A Procedure to Back-annotate Process Induced Layout Dimension Changes into the Post Layout Simulation Netlist

摘要

As transistor dimensions become smaller, on-wafer transistor dimension variations, induced by lithography or etching process, impact more to the transistor parameters than those from the earlier process technologies such as 90 nm and 130 nm. The on-wafer transistor dimension variations are layout dependent and are ignored in the standard post layout verification flow where the transistor parameters in a spice netlist are extracted from drawn transistor dimensions. There are commercial software tools for predicting the on-wafer transistor dimensions for the improved accuracy of the post-layout verification. These tools need accurate models for the on-wafer transistor dimension prediction and the models need to be re-calibrated as the fabrication process is changed.
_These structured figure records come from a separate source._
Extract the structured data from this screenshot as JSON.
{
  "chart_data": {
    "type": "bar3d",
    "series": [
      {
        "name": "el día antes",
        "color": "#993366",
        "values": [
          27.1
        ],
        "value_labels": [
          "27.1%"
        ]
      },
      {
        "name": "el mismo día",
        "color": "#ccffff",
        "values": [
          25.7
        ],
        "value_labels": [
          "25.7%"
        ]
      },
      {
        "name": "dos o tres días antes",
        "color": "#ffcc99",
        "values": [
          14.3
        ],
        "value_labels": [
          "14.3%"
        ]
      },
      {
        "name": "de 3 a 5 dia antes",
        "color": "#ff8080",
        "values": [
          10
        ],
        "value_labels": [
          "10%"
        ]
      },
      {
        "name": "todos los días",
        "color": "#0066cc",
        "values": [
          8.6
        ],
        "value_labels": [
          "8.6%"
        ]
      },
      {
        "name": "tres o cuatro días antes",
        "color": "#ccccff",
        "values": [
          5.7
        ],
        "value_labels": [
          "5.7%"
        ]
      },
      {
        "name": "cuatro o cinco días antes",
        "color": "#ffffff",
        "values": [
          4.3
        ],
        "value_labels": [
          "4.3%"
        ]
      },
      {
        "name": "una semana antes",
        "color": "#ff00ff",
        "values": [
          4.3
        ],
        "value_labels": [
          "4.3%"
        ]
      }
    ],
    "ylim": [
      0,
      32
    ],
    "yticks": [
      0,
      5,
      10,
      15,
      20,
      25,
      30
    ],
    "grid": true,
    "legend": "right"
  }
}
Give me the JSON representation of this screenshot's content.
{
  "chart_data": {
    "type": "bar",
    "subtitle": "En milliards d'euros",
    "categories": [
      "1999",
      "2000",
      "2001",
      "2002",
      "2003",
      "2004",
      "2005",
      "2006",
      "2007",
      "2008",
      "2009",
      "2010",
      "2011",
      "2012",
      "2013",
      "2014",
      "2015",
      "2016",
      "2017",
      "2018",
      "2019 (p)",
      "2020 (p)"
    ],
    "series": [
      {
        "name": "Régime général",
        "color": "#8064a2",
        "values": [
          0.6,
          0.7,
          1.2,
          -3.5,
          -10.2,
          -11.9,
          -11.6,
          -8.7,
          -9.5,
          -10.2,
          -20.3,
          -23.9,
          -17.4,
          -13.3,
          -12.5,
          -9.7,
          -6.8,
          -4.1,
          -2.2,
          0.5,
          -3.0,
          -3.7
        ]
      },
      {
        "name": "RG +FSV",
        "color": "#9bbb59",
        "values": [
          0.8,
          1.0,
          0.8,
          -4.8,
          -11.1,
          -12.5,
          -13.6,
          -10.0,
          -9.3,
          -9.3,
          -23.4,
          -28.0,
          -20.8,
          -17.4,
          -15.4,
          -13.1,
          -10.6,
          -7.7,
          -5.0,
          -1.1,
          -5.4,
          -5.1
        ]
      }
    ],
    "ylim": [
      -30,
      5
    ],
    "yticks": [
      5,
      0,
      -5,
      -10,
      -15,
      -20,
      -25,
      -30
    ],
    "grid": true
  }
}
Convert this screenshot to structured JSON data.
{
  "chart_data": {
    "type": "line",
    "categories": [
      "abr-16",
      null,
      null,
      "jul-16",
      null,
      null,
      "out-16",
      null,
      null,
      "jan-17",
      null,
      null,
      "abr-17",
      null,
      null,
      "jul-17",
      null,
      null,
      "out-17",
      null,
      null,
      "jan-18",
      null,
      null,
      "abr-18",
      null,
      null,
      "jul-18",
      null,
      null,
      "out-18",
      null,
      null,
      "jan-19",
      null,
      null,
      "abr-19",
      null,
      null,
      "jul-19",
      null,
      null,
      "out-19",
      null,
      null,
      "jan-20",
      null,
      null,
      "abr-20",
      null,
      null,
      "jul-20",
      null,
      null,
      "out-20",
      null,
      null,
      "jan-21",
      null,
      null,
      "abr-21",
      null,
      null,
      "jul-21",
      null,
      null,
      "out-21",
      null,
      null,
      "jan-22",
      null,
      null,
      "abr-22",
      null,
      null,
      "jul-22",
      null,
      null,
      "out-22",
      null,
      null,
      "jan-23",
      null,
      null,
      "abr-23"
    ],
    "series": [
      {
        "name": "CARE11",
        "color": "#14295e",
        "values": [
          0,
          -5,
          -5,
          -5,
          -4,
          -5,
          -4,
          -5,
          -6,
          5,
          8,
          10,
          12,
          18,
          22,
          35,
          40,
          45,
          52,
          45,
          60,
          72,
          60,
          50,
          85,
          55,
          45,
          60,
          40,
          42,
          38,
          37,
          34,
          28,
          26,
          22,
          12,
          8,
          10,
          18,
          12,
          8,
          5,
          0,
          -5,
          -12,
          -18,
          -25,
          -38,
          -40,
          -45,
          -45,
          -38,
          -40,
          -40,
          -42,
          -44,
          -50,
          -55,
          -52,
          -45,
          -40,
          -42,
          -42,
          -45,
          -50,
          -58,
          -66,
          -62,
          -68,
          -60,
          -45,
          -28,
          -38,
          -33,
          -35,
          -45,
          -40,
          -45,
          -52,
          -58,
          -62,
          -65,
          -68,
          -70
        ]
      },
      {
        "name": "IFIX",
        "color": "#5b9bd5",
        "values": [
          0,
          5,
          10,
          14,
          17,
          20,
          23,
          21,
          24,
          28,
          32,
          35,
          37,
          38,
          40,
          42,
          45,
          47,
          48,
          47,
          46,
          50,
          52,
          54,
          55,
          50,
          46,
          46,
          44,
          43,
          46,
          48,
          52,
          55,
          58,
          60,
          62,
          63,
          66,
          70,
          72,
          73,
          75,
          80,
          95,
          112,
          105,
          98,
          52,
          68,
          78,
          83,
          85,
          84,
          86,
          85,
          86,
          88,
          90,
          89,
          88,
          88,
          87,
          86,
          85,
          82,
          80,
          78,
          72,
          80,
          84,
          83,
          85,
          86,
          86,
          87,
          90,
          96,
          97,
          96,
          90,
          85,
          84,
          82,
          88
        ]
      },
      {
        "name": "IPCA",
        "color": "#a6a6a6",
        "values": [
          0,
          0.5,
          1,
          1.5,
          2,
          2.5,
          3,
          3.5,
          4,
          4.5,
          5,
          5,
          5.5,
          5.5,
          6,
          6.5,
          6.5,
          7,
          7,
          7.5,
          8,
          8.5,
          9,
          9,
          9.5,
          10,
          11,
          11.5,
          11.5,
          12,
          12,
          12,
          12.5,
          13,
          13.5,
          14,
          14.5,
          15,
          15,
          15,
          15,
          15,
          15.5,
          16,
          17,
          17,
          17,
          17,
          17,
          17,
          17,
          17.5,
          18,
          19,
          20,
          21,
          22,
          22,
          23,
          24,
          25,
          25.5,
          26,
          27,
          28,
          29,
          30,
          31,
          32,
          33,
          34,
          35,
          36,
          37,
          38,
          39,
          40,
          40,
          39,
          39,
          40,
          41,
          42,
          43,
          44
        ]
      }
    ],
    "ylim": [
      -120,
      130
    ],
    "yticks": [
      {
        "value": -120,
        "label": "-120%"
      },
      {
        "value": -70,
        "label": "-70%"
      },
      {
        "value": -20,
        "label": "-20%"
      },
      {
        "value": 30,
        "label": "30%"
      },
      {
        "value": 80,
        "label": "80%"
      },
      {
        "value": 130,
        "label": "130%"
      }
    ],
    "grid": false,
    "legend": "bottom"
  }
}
Furthermore, the model-based predictions of the on-wafer transistor dimensions require extensive computing power which can be time consuming. In the paper, a procedure to back-annotate the process induced transistor dimension changes into the post layout extracted netlist using a simple look-up table is described. The lookup table is composed of specified drawn transistor and its sounding layout as well as their on-wafer dimensions. The on-wafer dimensions can be extracted from simulations ,SEM in-line pictures or electrical data of specially designed testkeys. Taking the lookup table data, accordingly, the transistor dimensions in the post-layout netlist file are then modified by a commercial software tool with a pattern search function. Comparing with the model based approach, the lookup table approach takes much less time for modifying the post-layout netlist. The lookup table approach is flexible, since the tables can be easily updated to reflect the most recent process changes from the foundry. In summary, a lookup table based approach for improving the post-layout verification accuracy is described. This approach can improve the verification accuracy from both litho and non-litho process variations. This approach has been applied to Xilinx's 65 nm and 45 nm product developments.